This is probably obvious, but I don't quite see it.
Archimedean completions of different number fields are always isomorphic to the same $\mathbb{R}$ or $\mathbb{C}$. Is the same true in the non-archimedean case?
More precisely, llet $K$, $L$ be non-isomorphic number fields, and $\mathfrak{p}$ a nonarchimedean prime of both $K$ and $L$.
When is it true that $K_\mathfrak{p}\cong L_\mathfrak{p}$?
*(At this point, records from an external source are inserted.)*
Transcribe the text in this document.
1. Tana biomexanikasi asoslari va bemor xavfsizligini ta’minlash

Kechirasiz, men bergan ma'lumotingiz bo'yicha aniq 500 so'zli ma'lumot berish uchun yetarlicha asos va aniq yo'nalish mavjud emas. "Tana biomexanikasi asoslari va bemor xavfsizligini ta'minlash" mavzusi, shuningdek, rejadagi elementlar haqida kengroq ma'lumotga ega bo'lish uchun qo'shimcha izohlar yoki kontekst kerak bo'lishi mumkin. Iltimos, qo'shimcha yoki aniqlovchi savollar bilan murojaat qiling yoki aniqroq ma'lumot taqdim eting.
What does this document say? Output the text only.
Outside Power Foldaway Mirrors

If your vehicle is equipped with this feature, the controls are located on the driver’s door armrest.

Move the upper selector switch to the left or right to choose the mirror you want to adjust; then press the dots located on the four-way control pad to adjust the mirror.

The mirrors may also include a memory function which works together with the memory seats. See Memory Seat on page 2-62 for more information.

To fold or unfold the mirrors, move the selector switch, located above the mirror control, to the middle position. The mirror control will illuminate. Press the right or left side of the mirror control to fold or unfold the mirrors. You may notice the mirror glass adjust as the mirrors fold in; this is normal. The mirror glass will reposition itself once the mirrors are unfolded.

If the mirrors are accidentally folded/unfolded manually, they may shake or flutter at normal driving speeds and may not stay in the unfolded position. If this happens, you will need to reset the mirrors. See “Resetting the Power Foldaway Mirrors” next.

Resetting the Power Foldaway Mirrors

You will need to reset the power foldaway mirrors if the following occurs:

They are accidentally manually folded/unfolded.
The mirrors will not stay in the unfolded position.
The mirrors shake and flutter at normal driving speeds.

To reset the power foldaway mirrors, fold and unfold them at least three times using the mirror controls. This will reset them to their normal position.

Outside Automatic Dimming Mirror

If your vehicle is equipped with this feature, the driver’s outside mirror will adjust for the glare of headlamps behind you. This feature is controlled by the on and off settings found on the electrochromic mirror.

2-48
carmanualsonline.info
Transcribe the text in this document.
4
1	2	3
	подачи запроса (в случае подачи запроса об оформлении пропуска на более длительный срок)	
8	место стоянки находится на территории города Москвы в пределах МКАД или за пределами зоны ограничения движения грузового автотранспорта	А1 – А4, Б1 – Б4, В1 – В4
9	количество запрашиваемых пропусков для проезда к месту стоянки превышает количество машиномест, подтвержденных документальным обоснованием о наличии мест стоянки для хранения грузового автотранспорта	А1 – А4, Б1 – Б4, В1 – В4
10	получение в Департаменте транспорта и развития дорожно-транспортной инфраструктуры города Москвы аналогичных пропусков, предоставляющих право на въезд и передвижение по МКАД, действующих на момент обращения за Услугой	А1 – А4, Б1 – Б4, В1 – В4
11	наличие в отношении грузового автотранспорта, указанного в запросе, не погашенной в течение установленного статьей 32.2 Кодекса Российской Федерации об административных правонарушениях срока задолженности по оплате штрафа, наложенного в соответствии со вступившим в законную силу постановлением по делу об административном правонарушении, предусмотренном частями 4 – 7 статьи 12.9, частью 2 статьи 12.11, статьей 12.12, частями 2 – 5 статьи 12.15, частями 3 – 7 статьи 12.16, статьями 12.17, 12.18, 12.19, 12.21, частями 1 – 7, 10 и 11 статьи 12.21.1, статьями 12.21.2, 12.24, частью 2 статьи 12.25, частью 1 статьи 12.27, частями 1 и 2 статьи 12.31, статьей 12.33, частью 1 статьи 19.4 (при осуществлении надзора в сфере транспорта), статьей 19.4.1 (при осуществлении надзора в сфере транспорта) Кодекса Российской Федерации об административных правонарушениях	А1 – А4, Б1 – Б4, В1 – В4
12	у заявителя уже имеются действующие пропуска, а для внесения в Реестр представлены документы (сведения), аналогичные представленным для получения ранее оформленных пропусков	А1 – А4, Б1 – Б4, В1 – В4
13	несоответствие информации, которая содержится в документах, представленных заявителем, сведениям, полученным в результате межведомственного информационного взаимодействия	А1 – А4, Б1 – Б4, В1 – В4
As Qiaochu Yuan has said in his comments, maybe yes, maybe no. Just look at two quadratic number fields. Say $K=\Bbb Q(\sqrt{-3}\,)$ and $L=\Bbb Q(\sqrt5\,)$. Then their completions at $2$ are isomorphic, the unique quadratic unramified extension of $\Bbb Q_2$. At $3$, $K$ gives you a ramified extension of $\Bbb Q_3$, but $L$ gives you the unramified extension of $\Bbb Q_3$. It’s just the reverse at $5$: $K$ has unramified completion, $L$ has ramified completion. More interesting starting with $7$, for there, $-3\equiv4$, a square, so that the $7$-adic completion of $K$ is not even a field, it’s the product of two copies of $\Bbb Q_7$, while the $7$-adic completion of $L$ is again unramified.
In this description, I’ve kept secret the important role that Quadratic Reciprocity plays in the story, and that’s for you to find out on your own.